Remix.run Logo
empath75 3 days ago

Models will engage in post-hoc rationalizations, so you can't trust their purported reasoning -- in particular, if you sneak an answer into the context (even an incorrect answer), it will provide reasoning for giving you that as the final answer, even if the answer is wrong. So, it could be arguing backwards from an answer that is in it's training data, you can't possibly tell that it isn't from its reasoning.

On the other hand we do know the training cut off of these models, so you could easily create a corpus of post-cut off Connections with confidence that it doesn't have access to them.

scrollaway 3 days ago | parent [-]

We didn't test using post-hoc reasoning. Instead, we focused on checking whether specific, obscure questions could be recognized or identified in any way, using various ad-hoc methods to see if the answers could be surfaced without relying on reasoning.

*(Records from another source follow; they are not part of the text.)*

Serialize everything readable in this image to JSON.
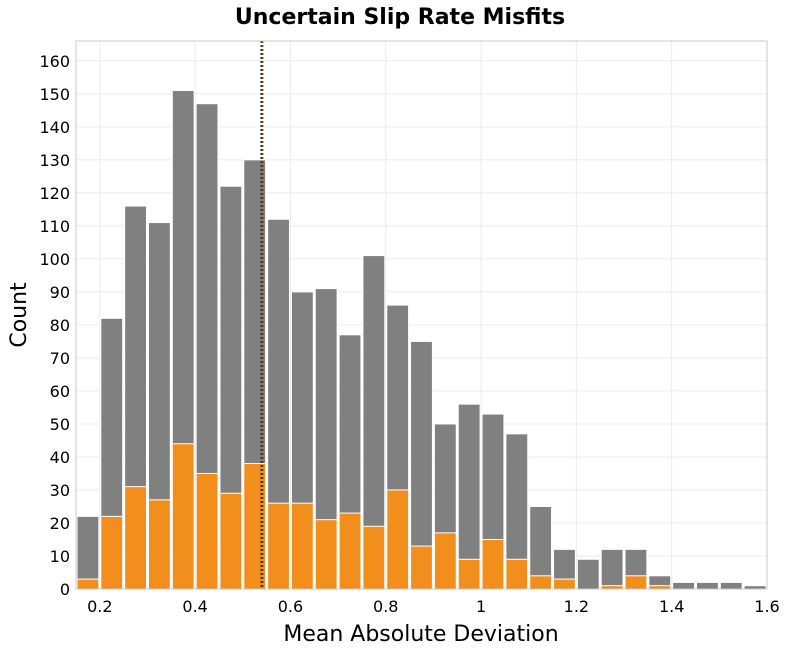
{
  "chart_data": {
    "type": "bar",
    "title": "Uncertain Slip Rate Misfits",
    "xlabel": "Mean Absolute Deviation",
    "ylabel": "Count",
    "xlim": [
      0.15,
      1.6
    ],
    "ylim": [
      0,
      166
    ],
    "x_ticks": [
      "0.2",
      "0.4",
      "0.6",
      "0.8",
      "1",
      "1.2",
      "1.4",
      "1.6"
    ],
    "y_ticks": [
      "0",
      "10",
      "20",
      "30",
      "40",
      "50",
      "60",
      "70",
      "80",
      "90",
      "100",
      "110",
      "120",
      "130",
      "140",
      "150",
      "160"
    ],
    "grid": true,
    "bin_width": 0.05,
    "bin_starts": [
      0.15,
      0.2,
      0.25,
      0.3,
      0.35,
      0.4,
      0.45,
      0.5,
      0.55,
      0.6,
      0.65,
      0.7,
      0.75,
      0.8,
      0.85,
      0.9,
      0.95,
      1.0,
      1.05,
      1.1,
      1.15,
      1.2,
      1.25,
      1.3,
      1.35,
      1.4,
      1.45,
      1.5,
      1.55
    ],
    "series": [
      {
        "color": "#808080",
        "values": [
          22,
          82,
          116,
          111,
          151,
          147,
          122,
          130,
          112,
          90,
          91,
          77,
          101,
          86,
          75,
          50,
          56,
          53,
          47,
          25,
          12,
          9,
          12,
          12,
          4,
          2,
          2,
          2,
          1
        ]
      },
      {
        "color": "#f28e1c",
        "values": [
          3,
          22,
          31,
          27,
          44,
          35,
          29,
          38,
          26,
          26,
          21,
          23,
          19,
          30,
          13,
          17,
          9,
          15,
          9,
          4,
          3,
          0,
          1,
          4,
          1,
          0,
          0,
          0,
          0
        ]
      }
    ],
    "reference_line": {
      "x": 0.54,
      "color": "#5a3a1e",
      "style": "dotted"
    }
  }
}
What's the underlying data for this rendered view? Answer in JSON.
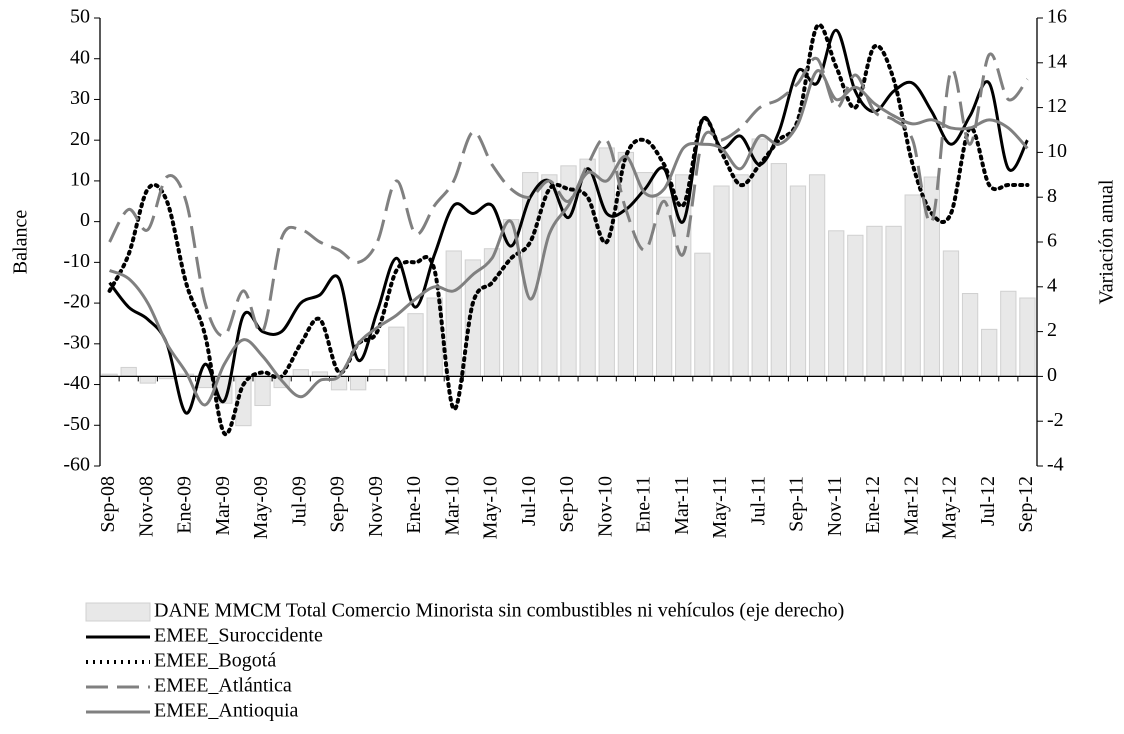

It's very difficult to prove either way (and basically impossible without the model weights), but we're reasonably confident that there's no significant prior knowledge of the questions that would affect the score.

mr_wiglaf 3 days ago | parent [-]

I'm new to this sort of inquiry. What do you do to see if questions can be recognized? Do you just ask/prompt "do you recognize this puzzle?"

What does it mean for it to "be surfaced without relying on reasoning"?

scrollaway 3 days ago | parent [-]

> Do you just ask/prompt "do you recognize this puzzle?"

In essence, yes, but with a bit more methodology (though as I mentioned it was all ad-hoc).

We've tried to extract pre-existing questions as well through a variety of "You are a contestant on the british TV show Only Connect" and see if it can recognize questions - couldn't find anything that reliably reproduced preexisting knowledge. It's absolutely possible we missed something.